Request: Using the fields: key to define the values() from a |stats command in correlation searches

[joshnck]

Currently the correlations search can only reveal the data that is included in a detection if it is part of the explicit logic of the detection or if it is part of the group-by functionality. This is a limitation of how |stats works in Splunk and if we want to include extra context for the analyst from our detection, we need to use values() or some comparable function to bring data from the log into the table.

Currently we use fields: to build a |table with detections which allows us to tell Splunk which fields are important for an analyst to investigate - this should translate further into the |stats command.

title: Example Detection
name: base_rule
date: 2024/03/26
status: experimental
author: burnsn1
description: Test Rule
logsource:
    category: process_creation
    product: windows
detection:
    susp_exec:
        process_path:
        -   'C:\Windows'
    condition: susp_exec
fields:
-  process_path
-  process_name
---
title: Multiple occurrences of base event
correlation:
    type: event_count
    rules:
        - base_rule
    group-by:
        - process_path
    timespan: 24h
    condition:
        gte: 10

which then should ideally convert to:

process_path="C:\\Windows" | table process_path,process_name

| bin _time span=24h
| stats count as event_count values(process_name) as process_name by _time process_path

| search event_count >= 10

This is further useful because the converted element then retains full information that is useful for the analysis. Otherwise, you're dropping fields that may be necessary for context.

We will need to compare the fields: values to the group-by: values to make sure the searches are valid and only listed once in the final query.

[arblade]

To implement this, imo we need to work on convert_correlation_aggregation_from_template and make a variable fields available to the *_aggregation_expression templates, this variable would contain all fields listed in each referenced rule and not listed by group-by.
The question then would be to decide if it should be implemented in pysigma, or in the specific backends, here in splunk backend.

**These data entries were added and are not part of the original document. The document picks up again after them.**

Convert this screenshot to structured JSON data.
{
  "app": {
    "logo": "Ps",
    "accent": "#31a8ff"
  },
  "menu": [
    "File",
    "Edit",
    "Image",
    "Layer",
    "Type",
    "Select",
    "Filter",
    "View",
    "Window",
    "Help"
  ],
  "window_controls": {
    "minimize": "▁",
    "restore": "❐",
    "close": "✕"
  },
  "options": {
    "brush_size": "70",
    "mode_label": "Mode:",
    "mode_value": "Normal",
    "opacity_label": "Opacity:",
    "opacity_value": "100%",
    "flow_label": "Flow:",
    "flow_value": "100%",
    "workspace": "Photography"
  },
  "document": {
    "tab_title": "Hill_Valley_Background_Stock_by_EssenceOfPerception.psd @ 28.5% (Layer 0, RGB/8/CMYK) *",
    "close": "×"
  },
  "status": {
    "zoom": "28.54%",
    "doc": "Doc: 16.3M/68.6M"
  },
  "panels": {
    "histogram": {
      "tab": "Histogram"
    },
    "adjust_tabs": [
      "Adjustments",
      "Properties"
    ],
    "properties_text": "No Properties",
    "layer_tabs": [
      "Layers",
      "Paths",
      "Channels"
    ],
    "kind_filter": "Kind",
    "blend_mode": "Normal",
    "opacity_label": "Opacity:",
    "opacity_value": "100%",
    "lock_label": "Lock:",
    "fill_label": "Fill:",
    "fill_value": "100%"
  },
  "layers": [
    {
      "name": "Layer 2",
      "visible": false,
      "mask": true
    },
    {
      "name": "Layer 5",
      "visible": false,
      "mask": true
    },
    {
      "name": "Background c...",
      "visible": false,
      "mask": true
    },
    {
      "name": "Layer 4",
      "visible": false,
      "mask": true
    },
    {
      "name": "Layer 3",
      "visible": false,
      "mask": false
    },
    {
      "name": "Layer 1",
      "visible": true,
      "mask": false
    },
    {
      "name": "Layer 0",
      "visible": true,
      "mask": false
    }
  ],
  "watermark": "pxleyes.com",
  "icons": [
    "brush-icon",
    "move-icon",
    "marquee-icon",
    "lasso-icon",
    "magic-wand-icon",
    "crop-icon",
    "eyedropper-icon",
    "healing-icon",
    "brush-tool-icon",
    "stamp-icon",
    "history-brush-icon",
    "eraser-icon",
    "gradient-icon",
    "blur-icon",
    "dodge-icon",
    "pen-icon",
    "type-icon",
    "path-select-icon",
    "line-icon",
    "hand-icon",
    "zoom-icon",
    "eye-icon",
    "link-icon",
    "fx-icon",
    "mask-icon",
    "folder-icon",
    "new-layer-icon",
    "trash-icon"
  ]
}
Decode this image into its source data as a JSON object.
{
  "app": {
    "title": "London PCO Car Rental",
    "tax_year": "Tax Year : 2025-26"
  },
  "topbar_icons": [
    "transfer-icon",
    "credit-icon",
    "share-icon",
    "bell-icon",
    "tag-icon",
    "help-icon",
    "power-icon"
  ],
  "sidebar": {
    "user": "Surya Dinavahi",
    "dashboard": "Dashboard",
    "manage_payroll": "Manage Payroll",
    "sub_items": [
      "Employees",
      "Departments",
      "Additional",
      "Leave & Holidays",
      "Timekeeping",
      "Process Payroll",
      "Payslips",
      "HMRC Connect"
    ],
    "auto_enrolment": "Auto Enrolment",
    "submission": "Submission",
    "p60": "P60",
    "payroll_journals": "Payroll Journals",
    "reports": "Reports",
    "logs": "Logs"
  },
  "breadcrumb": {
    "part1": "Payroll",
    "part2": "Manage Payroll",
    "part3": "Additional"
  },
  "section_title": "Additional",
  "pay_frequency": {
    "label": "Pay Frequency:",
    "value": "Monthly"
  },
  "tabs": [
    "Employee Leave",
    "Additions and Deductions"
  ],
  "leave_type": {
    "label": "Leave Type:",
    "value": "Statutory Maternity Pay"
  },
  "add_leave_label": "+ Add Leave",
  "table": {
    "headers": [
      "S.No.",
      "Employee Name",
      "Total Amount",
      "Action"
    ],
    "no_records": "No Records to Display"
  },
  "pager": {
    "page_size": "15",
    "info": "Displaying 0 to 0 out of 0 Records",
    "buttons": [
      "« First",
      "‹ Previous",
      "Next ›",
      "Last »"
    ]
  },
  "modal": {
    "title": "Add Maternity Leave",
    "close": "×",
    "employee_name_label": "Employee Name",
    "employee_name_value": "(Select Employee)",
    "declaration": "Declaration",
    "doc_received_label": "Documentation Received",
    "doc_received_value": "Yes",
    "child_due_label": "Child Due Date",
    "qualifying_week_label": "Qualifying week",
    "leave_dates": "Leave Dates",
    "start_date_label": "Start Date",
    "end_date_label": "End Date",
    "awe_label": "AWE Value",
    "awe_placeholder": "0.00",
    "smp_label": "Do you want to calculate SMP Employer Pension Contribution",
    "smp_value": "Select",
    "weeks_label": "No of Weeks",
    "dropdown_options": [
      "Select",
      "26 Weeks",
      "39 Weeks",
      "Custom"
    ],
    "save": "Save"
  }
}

• The quicker could be to choose pysigma, and directly inject the fields in the template, but could be heavy if only splunk need this.
• In the splunk backend, I found a way to make it work, but its a little bit dirty:

def convert_correlation_aggregation_from_template(
        self, rule, correlation_type, method, search
    ):
        # get template (a copy from super().convert_correlation_aggregation_from_template ...)
        templates = getattr(self, f"{correlation_type}_aggregation_expression")
        if templates is None:
            raise NotImplementedError(
                f"Correlation type '{correlation_type}' is not supported by backend."
            )
        # handling fields
        fields = set()
        for rl in rule.rules:
            for fld in rl.rule.fields:
                # excluding fields handled by group by
                if fld not in rule.group_by:
                    fields.add(fld)
        fields = " ".join([f"values({fld}) as {fld}" for fld in fields])
        # include fields while preserving other placeholders
        templates[method] = (
            templates[method].format(
                fields=fields, timespan="{timespan}", groupby="{groupby}"
            )
        )
        return super().convert_correlation_aggregation_from_template(
            rule, correlation_type, method, search
        )

Example of event_count template:

event_count_aggregation_expression: ClassVar[Dict[str, str]] = {
        "stats": "| bin _time span={timespan}\n| stats count as event_count {fields} by _time{groupby}",
    }

I look forward to your insight @thomaspatzke on this idea, and if its ok, on where you'd prefer the PR to be made.

[thomaspatzke]

I prefer pySigma. From my experience additions are often also required by other backends and it shouldn't hurt.